UNCTAD/PRESS/PR/2018/022
Geneva, Switzerland, (06 June 2018)

Region regained its position as the world largest recipient of foreign direct investment in 2017
Chinese outward investment down for the first time in 15 years

Foreign direct investment (FDI) flows to developing Asia in 2017 remained at the level of 2016 ($476 billion), according to UNCTAD’s World Investment Report 2018.

Increased investment in the high-tech sector in China and rises in most countries belonging to the Association of Southeast Asian Nations (ASEAN) were enough to offset declines in other large recipient economies in the region, including Hong Kong (China), Singapore, India and Saudi Arabia, in that order, the report says.

The region regained its position as the largest recipient of FDI in the world as its share in global inflows rose from 25% in 2016 to 33% in 2017.

FDI in East Asia was stable at $265 billion, with a decline in inflows to Hong Kong (China) and an all-time high in China (figure 1). In South-East Asia, FDI in the ASEAN countries rose by 11% to $134 billion, propelled by an increase in flows to most member countries and a strong rebound in Indonesia. Meanwhile, inflows to South Asia contracted by 4% to $52 billion, with a decline in FDI to India. FDI to West Asia continued its downward trend (to $26 billion), with inflows to the region declining almost continuously since 2008.

Outward FDI flows from developing Asia declined by 9% to $350 billion in 2017, with East Asia witnessing a significant drop to $250 billion owing to a reversal in outflows from China for the first time since 2003 (figure 2). Despite the decline, the region remained a major source of FDI worldwide, still accounting for nearly a quarter of global outflows.

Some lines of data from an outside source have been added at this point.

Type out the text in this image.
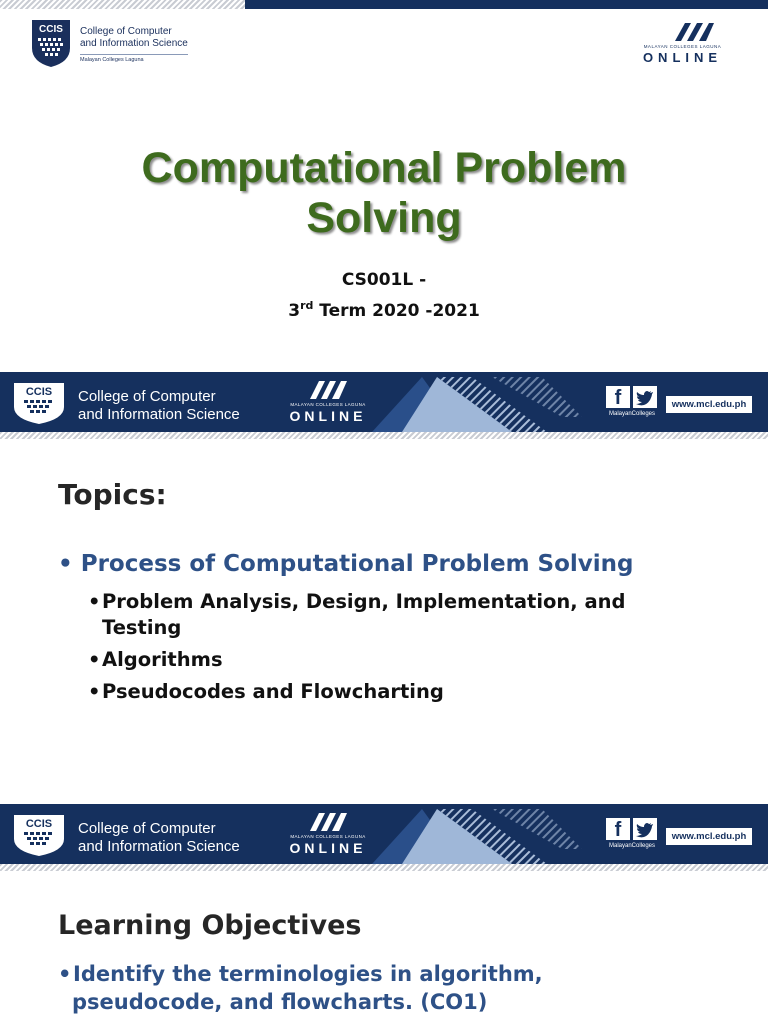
CCIS College of Computer
and Information Science
Malayan Colleges Laguna
MALAYAN COLLEGES LAGUNA
ONLINE
Computational Problem
Solving
CS001L -
3rd Term 2020 -2021
CCIS College of Computer
and Information Science
MALAYAN COLLEGES LAGUNA
ONLINE
f
MalayanColleges
www.mcl.edu.ph
Topics:
• Process of Computational Problem Solving
•Problem Analysis, Design, Implementation, and
Testing
•Algorithms
•Pseudocodes and Flowcharting
CCIS College of Computer
and Information Science
MALAYAN COLLEGES LAGUNA
ONLINE
f
MalayanColleges
www.mcl.edu.ph
Learning Objectives
•Identify the terminologies in algorithm,
pseudocode, and flowcharts. (CO1)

In 2018, FDI inflows in the region are expected to remain at a similar level. Inflows to China could see continued growth because of recently announced plans to facilitate and attract foreign investment. Other sources of growth could be greater intraregional FDI, including to relatively low-income economies in the region, most notably Cambodia, the Lao People’s Democratic Republic, Myanmar and Viet Nam. In West Asia, the evolution of oil prices, the efforts of oil-rich countries to promote economic diversification, and geopolitical uncertainties will shape FDI inflows.